O dicho de otra forma, que frente a las ideas políticamente correctas sobre la maldad del dinero, si lo pensamos, en realidad el vil metal nos ha traido a la Humanidad bastante más consecuencias positivas que negativas.
P.D. En un próximo post hablaremos de cómo el oro llegó a convertirse en dinero y lo fue durante buena parte de la historia conocida de la civilización, para después ser corrompido por la acción de los gobernantes, que se lo expropiaron a la Humanidad, reemplazándolo por esos papelillos sin valor de los que hablaba al principio del post. Fue en ese momento cuando afloró lo realmente malo del dinero, pero eso es tema de otra entrada…
Nota sobre el post: Esta entrada está basada en el epígrafe “Naturaleza y origen del dinero” del capítulo sobre la Teoría del Dinero de los Principios de Economía Política de Carl Menger, economista vienés a quien se le considera como el fundador de la Escuela Austriaca de Economía, así como en las clases del Prof. Jesús Huerta de Soto.
Nota sobre el título: Se trata de un fragmento del código de Justiniano, que a su vez es una compilación de textos de los jurisconsultos romanos.
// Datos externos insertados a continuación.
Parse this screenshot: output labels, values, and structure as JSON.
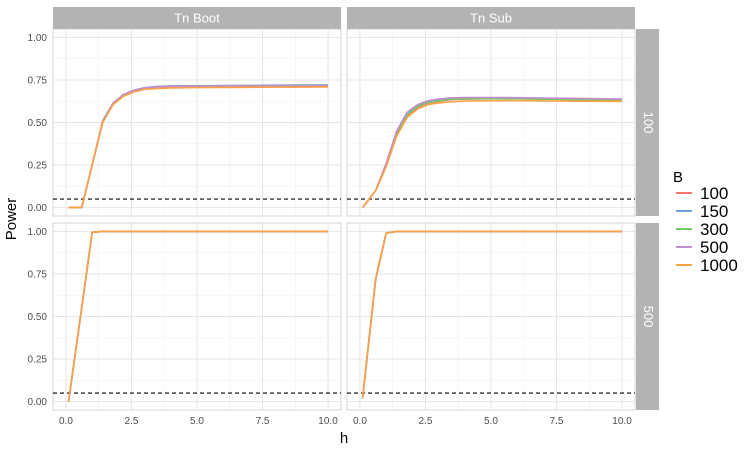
{
  "chart_data": {
    "type": "line",
    "facet_columns": [
      "Tn Boot",
      "Tn Sub"
    ],
    "facet_rows": [
      "100",
      "500"
    ],
    "xlabel": "h",
    "ylabel": "Power",
    "xlim": [
      0,
      10
    ],
    "ylim": [
      0,
      1
    ],
    "x_ticks": [
      0.0,
      2.5,
      5.0,
      7.5,
      10.0
    ],
    "x_tick_labels": [
      "0.0",
      "2.5",
      "5.0",
      "7.5",
      "10.0"
    ],
    "y_ticks": [
      0.0,
      0.25,
      0.5,
      0.75,
      1.0
    ],
    "y_tick_labels": [
      "0.00",
      "0.25",
      "0.50",
      "0.75",
      "1.00"
    ],
    "reference_line": {
      "y": 0.05,
      "style": "dashed"
    },
    "grid": true,
    "legend": {
      "title": "B",
      "position": "right",
      "labels": [
        "100",
        "150",
        "300",
        "500",
        "1000"
      ]
    },
    "colors": {
      "100": "#f8766d",
      "150": "#6fa3d6",
      "300": "#73c96a",
      "500": "#c58bd0",
      "1000": "#ffa040"
    },
    "x": [
      0.1,
      0.6,
      1.0,
      1.4,
      1.8,
      2.2,
      2.6,
      3.0,
      3.5,
      4.0,
      5.0,
      6.0,
      7.0,
      8.0,
      9.0,
      10.0
    ],
    "panels": [
      {
        "col": "Tn Boot",
        "row": "100",
        "series": [
          {
            "name": "100",
            "values": [
              0.0,
              0.0,
              0.25,
              0.5,
              0.61,
              0.66,
              0.685,
              0.7,
              0.705,
              0.71,
              0.71,
              0.712,
              0.713,
              0.714,
              0.715,
              0.716
            ]
          },
          {
            "name": "150",
            "values": [
              0.0,
              0.0,
              0.25,
              0.51,
              0.615,
              0.665,
              0.69,
              0.705,
              0.712,
              0.715,
              0.716,
              0.717,
              0.718,
              0.719,
              0.72,
              0.721
            ]
          },
          {
            "name": "300",
            "values": [
              0.0,
              0.0,
              0.25,
              0.5,
              0.612,
              0.662,
              0.688,
              0.703,
              0.71,
              0.713,
              0.714,
              0.715,
              0.716,
              0.716,
              0.717,
              0.718
            ]
          },
          {
            "name": "500",
            "values": [
              0.0,
              0.0,
              0.25,
              0.505,
              0.613,
              0.663,
              0.689,
              0.703,
              0.709,
              0.712,
              0.713,
              0.714,
              0.715,
              0.716,
              0.716,
              0.717
            ]
          },
          {
            "name": "1000",
            "values": [
              0.0,
              0.0,
              0.25,
              0.5,
              0.605,
              0.655,
              0.68,
              0.695,
              0.7,
              0.703,
              0.705,
              0.706,
              0.707,
              0.708,
              0.708,
              0.709
            ]
          }
        ]
      },
      {
        "col": "Tn Sub",
        "row": "100",
        "series": [
          {
            "name": "100",
            "values": [
              0.0,
              0.1,
              0.25,
              0.43,
              0.54,
              0.59,
              0.615,
              0.625,
              0.635,
              0.638,
              0.64,
              0.64,
              0.638,
              0.636,
              0.634,
              0.632
            ]
          },
          {
            "name": "150",
            "values": [
              0.0,
              0.1,
              0.25,
              0.44,
              0.55,
              0.6,
              0.622,
              0.632,
              0.64,
              0.642,
              0.643,
              0.642,
              0.64,
              0.639,
              0.638,
              0.637
            ]
          },
          {
            "name": "300",
            "values": [
              0.0,
              0.1,
              0.25,
              0.435,
              0.545,
              0.595,
              0.618,
              0.628,
              0.636,
              0.639,
              0.64,
              0.639,
              0.637,
              0.635,
              0.634,
              0.633
            ]
          },
          {
            "name": "500",
            "values": [
              0.0,
              0.1,
              0.26,
              0.45,
              0.56,
              0.605,
              0.628,
              0.638,
              0.645,
              0.647,
              0.647,
              0.646,
              0.644,
              0.642,
              0.64,
              0.638
            ]
          },
          {
            "name": "1000",
            "values": [
              0.0,
              0.1,
              0.24,
              0.42,
              0.53,
              0.58,
              0.605,
              0.615,
              0.622,
              0.626,
              0.628,
              0.628,
              0.627,
              0.626,
              0.625,
              0.624
            ]
          }
        ]
      },
      {
        "col": "Tn Boot",
        "row": "500",
        "series": [
          {
            "name": "100",
            "values": [
              0.0,
              0.55,
              0.995,
              1.0,
              1.0,
              1.0,
              1.0,
              1.0,
              1.0,
              1.0,
              1.0,
              1.0,
              1.0,
              1.0,
              1.0,
              1.0
            ]
          },
          {
            "name": "150",
            "values": [
              0.0,
              0.55,
              0.995,
              1.0,
              1.0,
              1.0,
              1.0,
              1.0,
              1.0,
              1.0,
              1.0,
              1.0,
              1.0,
              1.0,
              1.0,
              1.0
            ]
          },
          {
            "name": "300",
            "values": [
              0.0,
              0.55,
              0.995,
              1.0,
              1.0,
              1.0,
              1.0,
              1.0,
              1.0,
              1.0,
              1.0,
              1.0,
              1.0,
              1.0,
              1.0,
              1.0
            ]
          },
          {
            "name": "500",
            "values": [
              0.0,
              0.55,
              0.995,
              1.0,
              1.0,
              1.0,
              1.0,
              1.0,
              1.0,
              1.0,
              1.0,
              1.0,
              1.0,
              1.0,
              1.0,
              1.0
            ]
          },
          {
            "name": "1000",
            "values": [
              0.0,
              0.55,
              0.995,
              1.0,
              1.0,
              1.0,
              1.0,
              1.0,
              1.0,
              1.0,
              1.0,
              1.0,
              1.0,
              1.0,
              1.0,
              1.0
            ]
          }
        ]
      },
      {
        "col": "Tn Sub",
        "row": "500",
        "series": [
          {
            "name": "100",
            "values": [
              0.02,
              0.72,
              0.99,
              1.0,
              1.0,
              1.0,
              1.0,
              1.0,
              1.0,
              1.0,
              1.0,
              1.0,
              1.0,
              1.0,
              1.0,
              1.0
            ]
          },
          {
            "name": "150",
            "values": [
              0.02,
              0.72,
              0.99,
              1.0,
              1.0,
              1.0,
              1.0,
              1.0,
              1.0,
              1.0,
              1.0,
              1.0,
              1.0,
              1.0,
              1.0,
              1.0
            ]
          },
          {
            "name": "300",
            "values": [
              0.02,
              0.72,
              0.99,
              1.0,
              1.0,
              1.0,
              1.0,
              1.0,
              1.0,
              1.0,
              1.0,
              1.0,
              1.0,
              1.0,
              1.0,
              1.0
            ]
          },
          {
            "name": "500",
            "values": [
              0.02,
              0.72,
              0.99,
              1.0,
              1.0,
              1.0,
              1.0,
              1.0,
              1.0,
              1.0,
              1.0,
              1.0,
              1.0,
              1.0,
              1.0,
              1.0
            ]
          },
          {
            "name": "1000",
            "values": [
              0.02,
              0.72,
              0.99,
              1.0,
              1.0,
              1.0,
              1.0,
              1.0,
              1.0,
              1.0,
              1.0,
              1.0,
              1.0,
              1.0,
              1.0,
              1.0
            ]
          }
        ]
      }
    ]
  }
}
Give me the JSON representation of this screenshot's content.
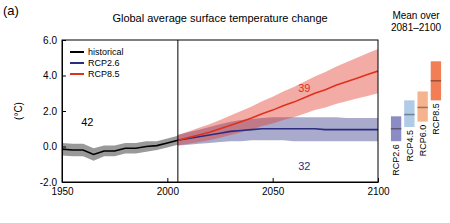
{
  "chart_data": {
    "type": "line",
    "panel_label": "(a)",
    "title": "Global average surface temperature change",
    "y_label": "(°C)",
    "xlim": [
      1950,
      2100
    ],
    "xticks": [
      1950,
      2000,
      2050,
      2100
    ],
    "ylim": [
      -2,
      6
    ],
    "yticks": [
      {
        "value": -2,
        "label": "-2.0"
      },
      {
        "value": 0,
        "label": "0.0"
      },
      {
        "value": 2,
        "label": "2.0"
      },
      {
        "value": 4,
        "label": "4.0"
      },
      {
        "value": 6,
        "label": "6.0"
      }
    ],
    "legend": "upper left",
    "divider_x": 2005,
    "series": [
      {
        "name": "historical",
        "color": "#000000",
        "x": [
          1950,
          1955,
          1960,
          1965,
          1970,
          1975,
          1980,
          1985,
          1990,
          1995,
          2000,
          2005
        ],
        "values": [
          -0.15,
          -0.2,
          -0.2,
          -0.45,
          -0.25,
          -0.25,
          -0.1,
          -0.1,
          0.0,
          0.05,
          0.2,
          0.35
        ],
        "lower": [
          -0.5,
          -0.55,
          -0.55,
          -0.8,
          -0.55,
          -0.55,
          -0.4,
          -0.4,
          -0.3,
          -0.2,
          -0.05,
          0.1
        ],
        "upper": [
          0.2,
          0.15,
          0.15,
          -0.1,
          0.05,
          0.05,
          0.2,
          0.2,
          0.3,
          0.3,
          0.45,
          0.6
        ]
      },
      {
        "name": "RCP2.6",
        "color": "#2b2b80",
        "x": [
          2005,
          2010,
          2015,
          2020,
          2025,
          2030,
          2035,
          2040,
          2045,
          2050,
          2055,
          2060,
          2065,
          2070,
          2075,
          2080,
          2085,
          2090,
          2095,
          2100
        ],
        "values": [
          0.35,
          0.45,
          0.55,
          0.65,
          0.75,
          0.85,
          0.9,
          0.95,
          1.0,
          1.0,
          1.0,
          1.0,
          1.0,
          1.0,
          0.95,
          0.95,
          0.95,
          0.95,
          0.95,
          0.95
        ],
        "lower": [
          0.05,
          0.1,
          0.15,
          0.2,
          0.25,
          0.3,
          0.3,
          0.35,
          0.35,
          0.35,
          0.35,
          0.3,
          0.3,
          0.3,
          0.3,
          0.3,
          0.3,
          0.3,
          0.3,
          0.3
        ],
        "upper": [
          0.65,
          0.8,
          0.95,
          1.1,
          1.25,
          1.4,
          1.5,
          1.55,
          1.6,
          1.65,
          1.65,
          1.65,
          1.65,
          1.65,
          1.65,
          1.65,
          1.6,
          1.6,
          1.6,
          1.6
        ]
      },
      {
        "name": "RCP8.5",
        "color": "#e0301e",
        "x": [
          2005,
          2010,
          2015,
          2020,
          2025,
          2030,
          2035,
          2040,
          2045,
          2050,
          2055,
          2060,
          2065,
          2070,
          2075,
          2080,
          2085,
          2090,
          2095,
          2100
        ],
        "values": [
          0.35,
          0.5,
          0.65,
          0.8,
          1.0,
          1.2,
          1.4,
          1.6,
          1.85,
          2.05,
          2.3,
          2.5,
          2.75,
          3.0,
          3.2,
          3.45,
          3.65,
          3.85,
          4.05,
          4.25
        ],
        "lower": [
          0.05,
          0.15,
          0.25,
          0.35,
          0.5,
          0.65,
          0.8,
          0.95,
          1.15,
          1.3,
          1.5,
          1.65,
          1.85,
          2.05,
          2.2,
          2.4,
          2.55,
          2.7,
          2.85,
          3.0
        ],
        "upper": [
          0.65,
          0.85,
          1.05,
          1.25,
          1.5,
          1.75,
          2.0,
          2.25,
          2.55,
          2.8,
          3.1,
          3.35,
          3.65,
          3.95,
          4.2,
          4.5,
          4.75,
          5.0,
          5.25,
          5.5
        ]
      }
    ],
    "annotations": [
      {
        "text": "42",
        "x": 1962,
        "y": 1.4,
        "color": "#000000"
      },
      {
        "text": "39",
        "x": 2065,
        "y": 3.3,
        "color": "#e0301e"
      },
      {
        "text": "32",
        "x": 2065,
        "y": -1.1,
        "color": "#2b2b80"
      }
    ],
    "range_bars": {
      "title": "Mean over 2081–2100",
      "categories": [
        "RCP2.6",
        "RCP4.5",
        "RCP6.0",
        "RCP8.5"
      ],
      "means": [
        1.0,
        1.8,
        2.2,
        3.7
      ],
      "lows": [
        0.3,
        1.1,
        1.4,
        2.6
      ],
      "highs": [
        1.7,
        2.6,
        3.1,
        4.8
      ],
      "colors": [
        "#8c8cc4",
        "#b0cbe6",
        "#f6b48e",
        "#f27e56"
      ]
    }
  }
}
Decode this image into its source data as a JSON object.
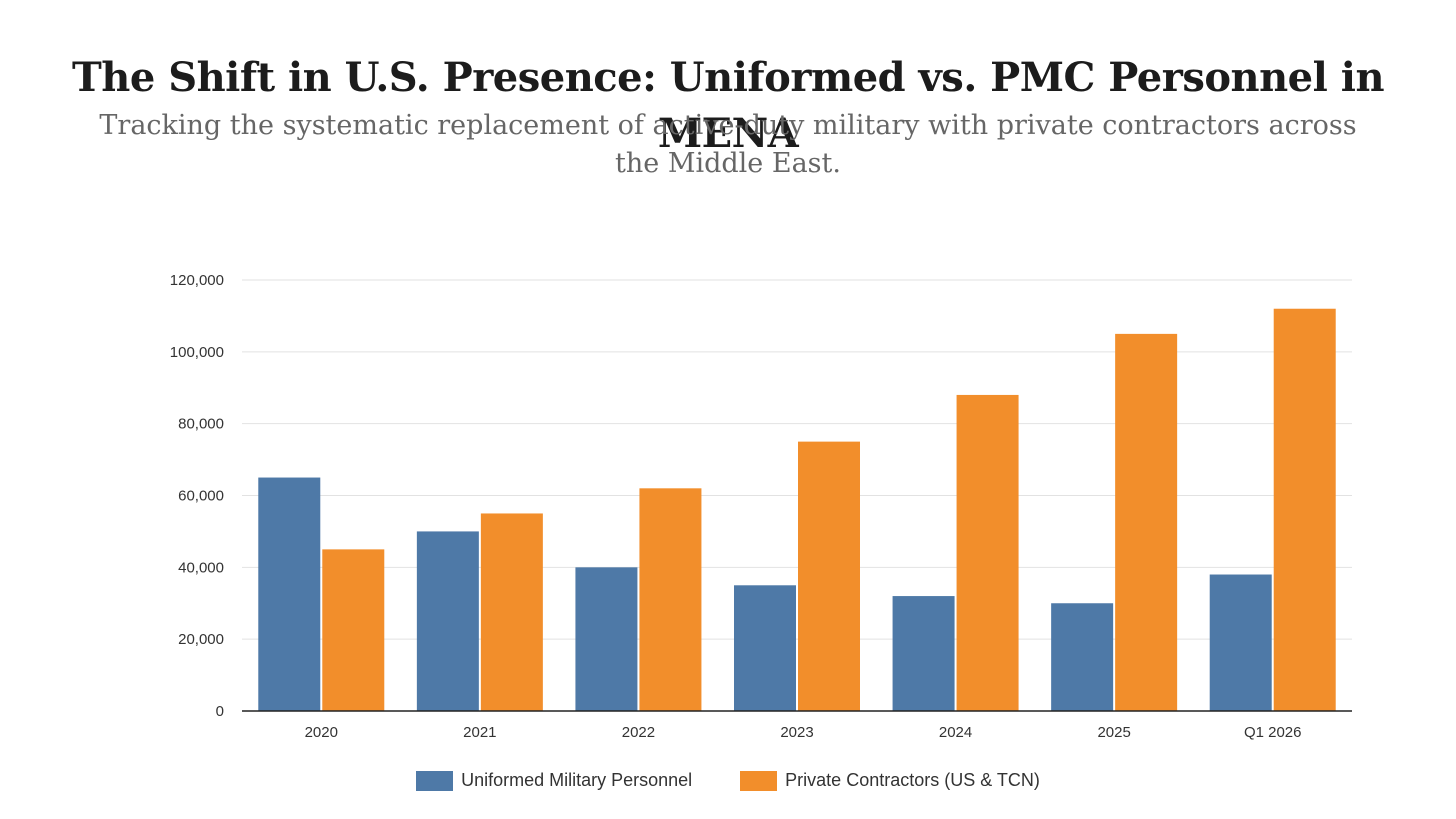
{
  "chart_data": {
    "type": "bar",
    "title": "The Shift in U.S. Presence: Uniformed vs. PMC Personnel in MENA",
    "subtitle": "Tracking the systematic replacement of active-duty military with private contractors across the Middle East.",
    "categories": [
      "2020",
      "2021",
      "2022",
      "2023",
      "2024",
      "2025",
      "Q1 2026"
    ],
    "series": [
      {
        "name": "Uniformed Military Personnel",
        "color": "#4e79a7",
        "values": [
          65000,
          50000,
          40000,
          35000,
          32000,
          30000,
          38000
        ]
      },
      {
        "name": "Private Contractors (US & TCN)",
        "color": "#f28e2b",
        "values": [
          45000,
          55000,
          62000,
          75000,
          88000,
          105000,
          112000
        ]
      }
    ],
    "yticks": [
      "0",
      "20,000",
      "40,000",
      "60,000",
      "80,000",
      "100,000",
      "120,000"
    ],
    "ylim": [
      0,
      120000
    ],
    "grid": true,
    "legend_position": "bottom"
  }
}
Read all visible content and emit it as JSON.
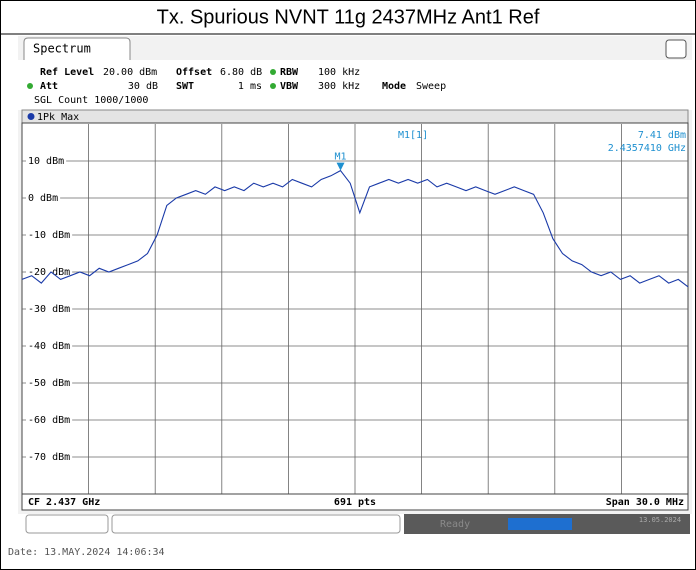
{
  "screen": {
    "title": "Tx. Spurious NVNT 11g 2437MHz Ant1 Ref",
    "tab": "Spectrum",
    "settings": {
      "ref_level_label": "Ref Level",
      "ref_level": "20.00 dBm",
      "offset_label": "Offset",
      "offset": "6.80 dB",
      "rbw_label": "RBW",
      "rbw": "100 kHz",
      "att_label": "Att",
      "att": "30 dB",
      "swt_label": "SWT",
      "swt": "1 ms",
      "vbw_label": "VBW",
      "vbw": "300 kHz",
      "mode_label": "Mode",
      "mode": "Sweep",
      "count": "SGL Count 1000/1000"
    },
    "trace_label": "1Pk Max",
    "footer": {
      "center_freq": "CF 2.437 GHz",
      "points": "691 pts",
      "span": "Span 30.0 MHz"
    },
    "status": {
      "state": "Ready",
      "date": "13.05.2024"
    },
    "timestamp": "Date: 13.MAY.2024  14:06:34"
  },
  "chart_data": {
    "type": "line",
    "series": [
      {
        "name": "1Pk Max",
        "color": "#1a3aa8",
        "values": [
          -22,
          -21,
          -23,
          -20,
          -22,
          -21,
          -20,
          -21,
          -19,
          -20,
          -19,
          -18,
          -17,
          -15,
          -10,
          -2,
          0,
          1,
          2,
          1,
          3,
          2,
          3,
          2,
          4,
          3,
          4,
          3,
          5,
          4,
          3,
          5,
          6,
          7.41,
          4,
          -4,
          3,
          4,
          5,
          4,
          5,
          4,
          5,
          3,
          4,
          3,
          2,
          3,
          2,
          1,
          2,
          3,
          2,
          1,
          -4,
          -11,
          -15,
          -17,
          -18,
          -20,
          -21,
          -20,
          -22,
          -21,
          -23,
          -22,
          -21,
          -23,
          -22,
          -24
        ]
      }
    ],
    "ylim": [
      -80,
      20
    ],
    "yticks": [
      {
        "value": 10,
        "label": "10 dBm"
      },
      {
        "value": 0,
        "label": "0 dBm"
      },
      {
        "value": -10,
        "label": "-10 dBm"
      },
      {
        "value": -20,
        "label": "-20 dBm"
      },
      {
        "value": -30,
        "label": "-30 dBm"
      },
      {
        "value": -40,
        "label": "-40 dBm"
      },
      {
        "value": -50,
        "label": "-50 dBm"
      },
      {
        "value": -60,
        "label": "-60 dBm"
      },
      {
        "value": -70,
        "label": "-70 dBm"
      }
    ],
    "grid": true,
    "marker": {
      "name": "M1",
      "readout": "M1[1]",
      "level": "7.41 dBm",
      "frequency": "2.4357410 GHz"
    }
  }
}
Este pasaje en concreto (el 1,1 del libro 18 del Digesto), que busca una explicación al origen del dinero, corresponde al jurista Paulo y la frase completa dice así: “Sed quia non semper nec facile concurrebat, ut, cum tu haberes quod ego desiderarem, invicem haberem quod tu accipere velles, electa materia est, cuius publica ac perpetua aestimatio difficultatibus permutationum aequalitate quantitatis subveniret“. En traducción de García del Corral: “Pero porque no siempre, ni fácilmente, ocurría, que cuando tú tuvieses lo que yo deseara, yo a mi vez tuviera lo que tú quisieras recibir, se eligió una materia, cuya pública y perpetua estimación subviniese con la igualdad de cantidad a las dificultades de las permutas“.